I have a question regarding the heap size to have while executing a select query with billions rows.
I use jdbc with prepared statement
and a fetch size of 1000 rows.
The code below illustrate my question :
ResultSet rs = ...
for (Row r : rs) {
// If the result is not fully fetched
if (rs.getAvailableWithoutFetching() == FETCH_SIZE && !rs.isFullyFetched()) {
LOGGER.info("Load " + FETCH_SIZE + " more rows");
rs.fetchMoreResults();
}
...
}
Does the java load the billions rows or FETCH_SIZE
rows by FETCH_SIZE
rows ?
Assuming you are using Datastax driver, from documentation for setFetchSize
:
The fetch size controls how much resulting rows will be retrieved simultaneously (the goal being to avoid loading too much results in memory for queries yielding large results).

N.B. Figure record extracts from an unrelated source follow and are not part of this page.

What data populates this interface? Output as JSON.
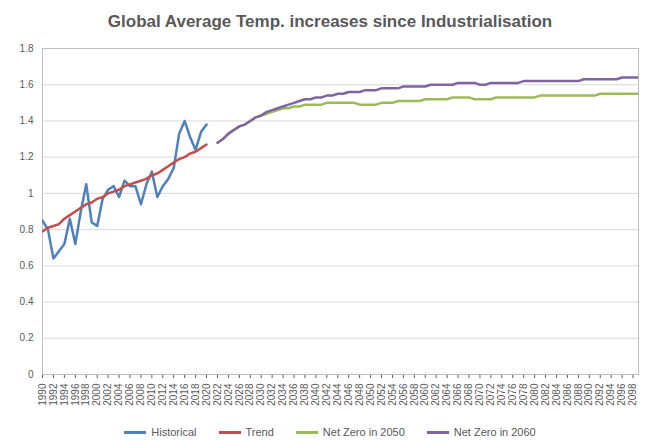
{
  "chart_data": {
    "type": "line",
    "title": "Global Average Temp. increases since Industrialisation",
    "x": [
      1990,
      1991,
      1992,
      1993,
      1994,
      1995,
      1996,
      1997,
      1998,
      1999,
      2000,
      2001,
      2002,
      2003,
      2004,
      2005,
      2006,
      2007,
      2008,
      2009,
      2010,
      2011,
      2012,
      2013,
      2014,
      2015,
      2016,
      2017,
      2018,
      2019,
      2020,
      2021,
      2022,
      2023,
      2024,
      2025,
      2026,
      2027,
      2028,
      2029,
      2030,
      2031,
      2032,
      2033,
      2034,
      2035,
      2036,
      2037,
      2038,
      2039,
      2040,
      2041,
      2042,
      2043,
      2044,
      2045,
      2046,
      2047,
      2048,
      2049,
      2050,
      2051,
      2052,
      2053,
      2054,
      2055,
      2056,
      2057,
      2058,
      2059,
      2060,
      2061,
      2062,
      2063,
      2064,
      2065,
      2066,
      2067,
      2068,
      2069,
      2070,
      2071,
      2072,
      2073,
      2074,
      2075,
      2076,
      2077,
      2078,
      2079,
      2080,
      2081,
      2082,
      2083,
      2084,
      2085,
      2086,
      2087,
      2088,
      2089,
      2090,
      2091,
      2092,
      2093,
      2094,
      2095,
      2096,
      2097,
      2098,
      2099
    ],
    "series": [
      {
        "name": "Historical",
        "color": "#4f81bd",
        "values": [
          0.85,
          0.8,
          0.64,
          0.68,
          0.72,
          0.86,
          0.72,
          0.9,
          1.05,
          0.84,
          0.82,
          0.97,
          1.02,
          1.04,
          0.98,
          1.07,
          1.04,
          1.04,
          0.94,
          1.05,
          1.12,
          0.98,
          1.04,
          1.08,
          1.14,
          1.33,
          1.4,
          1.31,
          1.24,
          1.34,
          1.38,
          null,
          null,
          null,
          null,
          null,
          null,
          null,
          null,
          null,
          null,
          null,
          null,
          null,
          null,
          null,
          null,
          null,
          null,
          null,
          null,
          null,
          null,
          null,
          null,
          null,
          null,
          null,
          null,
          null,
          null,
          null,
          null,
          null,
          null,
          null,
          null,
          null,
          null,
          null,
          null,
          null,
          null,
          null,
          null,
          null,
          null,
          null,
          null,
          null,
          null,
          null,
          null,
          null,
          null,
          null,
          null,
          null,
          null,
          null,
          null,
          null,
          null,
          null,
          null,
          null,
          null,
          null,
          null,
          null,
          null,
          null,
          null,
          null,
          null,
          null,
          null,
          null,
          null,
          null
        ]
      },
      {
        "name": "Trend",
        "color": "#c0504d",
        "values": [
          0.79,
          0.81,
          0.82,
          0.83,
          0.86,
          0.88,
          0.9,
          0.92,
          0.94,
          0.95,
          0.97,
          0.98,
          1.0,
          1.01,
          1.02,
          1.04,
          1.05,
          1.06,
          1.07,
          1.08,
          1.1,
          1.11,
          1.13,
          1.15,
          1.17,
          1.19,
          1.2,
          1.22,
          1.23,
          1.25,
          1.27,
          null,
          null,
          null,
          null,
          null,
          null,
          null,
          null,
          null,
          null,
          null,
          null,
          null,
          null,
          null,
          null,
          null,
          null,
          null,
          null,
          null,
          null,
          null,
          null,
          null,
          null,
          null,
          null,
          null,
          null,
          null,
          null,
          null,
          null,
          null,
          null,
          null,
          null,
          null,
          null,
          null,
          null,
          null,
          null,
          null,
          null,
          null,
          null,
          null,
          null,
          null,
          null,
          null,
          null,
          null,
          null,
          null,
          null,
          null,
          null,
          null,
          null,
          null,
          null,
          null,
          null,
          null,
          null,
          null,
          null,
          null,
          null,
          null,
          null,
          null,
          null,
          null,
          null,
          null
        ]
      },
      {
        "name": "Net Zero in 2050",
        "color": "#9bbb59",
        "values": [
          null,
          null,
          null,
          null,
          null,
          null,
          null,
          null,
          null,
          null,
          null,
          null,
          null,
          null,
          null,
          null,
          null,
          null,
          null,
          null,
          null,
          null,
          null,
          null,
          null,
          null,
          null,
          null,
          null,
          null,
          null,
          null,
          1.28,
          1.3,
          1.33,
          1.35,
          1.37,
          1.38,
          1.4,
          1.42,
          1.43,
          1.44,
          1.45,
          1.46,
          1.47,
          1.47,
          1.48,
          1.48,
          1.49,
          1.49,
          1.49,
          1.49,
          1.5,
          1.5,
          1.5,
          1.5,
          1.5,
          1.5,
          1.49,
          1.49,
          1.49,
          1.49,
          1.5,
          1.5,
          1.5,
          1.51,
          1.51,
          1.51,
          1.51,
          1.51,
          1.52,
          1.52,
          1.52,
          1.52,
          1.52,
          1.53,
          1.53,
          1.53,
          1.53,
          1.52,
          1.52,
          1.52,
          1.52,
          1.53,
          1.53,
          1.53,
          1.53,
          1.53,
          1.53,
          1.53,
          1.53,
          1.54,
          1.54,
          1.54,
          1.54,
          1.54,
          1.54,
          1.54,
          1.54,
          1.54,
          1.54,
          1.54,
          1.55,
          1.55,
          1.55,
          1.55,
          1.55,
          1.55,
          1.55,
          1.55
        ]
      },
      {
        "name": "Net Zero in 2060",
        "color": "#8064a2",
        "values": [
          null,
          null,
          null,
          null,
          null,
          null,
          null,
          null,
          null,
          null,
          null,
          null,
          null,
          null,
          null,
          null,
          null,
          null,
          null,
          null,
          null,
          null,
          null,
          null,
          null,
          null,
          null,
          null,
          null,
          null,
          null,
          null,
          1.28,
          1.3,
          1.33,
          1.35,
          1.37,
          1.38,
          1.4,
          1.42,
          1.43,
          1.45,
          1.46,
          1.47,
          1.48,
          1.49,
          1.5,
          1.51,
          1.52,
          1.52,
          1.53,
          1.53,
          1.54,
          1.54,
          1.55,
          1.55,
          1.56,
          1.56,
          1.56,
          1.57,
          1.57,
          1.57,
          1.58,
          1.58,
          1.58,
          1.58,
          1.59,
          1.59,
          1.59,
          1.59,
          1.59,
          1.6,
          1.6,
          1.6,
          1.6,
          1.6,
          1.61,
          1.61,
          1.61,
          1.61,
          1.6,
          1.6,
          1.61,
          1.61,
          1.61,
          1.61,
          1.61,
          1.61,
          1.62,
          1.62,
          1.62,
          1.62,
          1.62,
          1.62,
          1.62,
          1.62,
          1.62,
          1.62,
          1.62,
          1.63,
          1.63,
          1.63,
          1.63,
          1.63,
          1.63,
          1.63,
          1.64,
          1.64,
          1.64,
          1.64
        ]
      }
    ],
    "xlim": [
      1990,
      2099
    ],
    "xticks": [
      1990,
      1992,
      1994,
      1996,
      1998,
      2000,
      2002,
      2004,
      2006,
      2008,
      2010,
      2012,
      2014,
      2016,
      2018,
      2020,
      2022,
      2024,
      2026,
      2028,
      2030,
      2032,
      2034,
      2036,
      2038,
      2040,
      2042,
      2044,
      2046,
      2048,
      2050,
      2052,
      2054,
      2056,
      2058,
      2060,
      2062,
      2064,
      2066,
      2068,
      2070,
      2072,
      2074,
      2076,
      2078,
      2080,
      2082,
      2084,
      2086,
      2088,
      2090,
      2092,
      2094,
      2096,
      2098
    ],
    "ylim": [
      0,
      1.8
    ],
    "yticks": [
      0,
      0.2,
      0.4,
      0.6,
      0.8,
      1,
      1.2,
      1.4,
      1.6,
      1.8
    ],
    "grid": true,
    "legend": "bottom"
  }
}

Please note that while value as low as 1 can be used, it is highly discouraged to use such a low value in practice as it will yield very poor performance. If in doubt, leaving the default is probably a good idea.
Only SELECT queries only ever make use of that setting.
Note: Paging is not supported with the native protocol version 1. If you call this method with fetchSize > 0 and fetchSize != Integer.MAX_VALUE and the protocol version is in use (i.e. if you've force version 1 through Cluster.Builder.withProtocolVersion(int) or you use Cassandra 1.2), you will get UnsupportedProtocolVersionException when submitting this statement for execution
So it does not keep previously fetched results in the memory but you have to be careful not to have any references in your code to those results in order for it to be garbage collected. Also read the documentation for fetchMoreResults - it might not work the way you are expecting.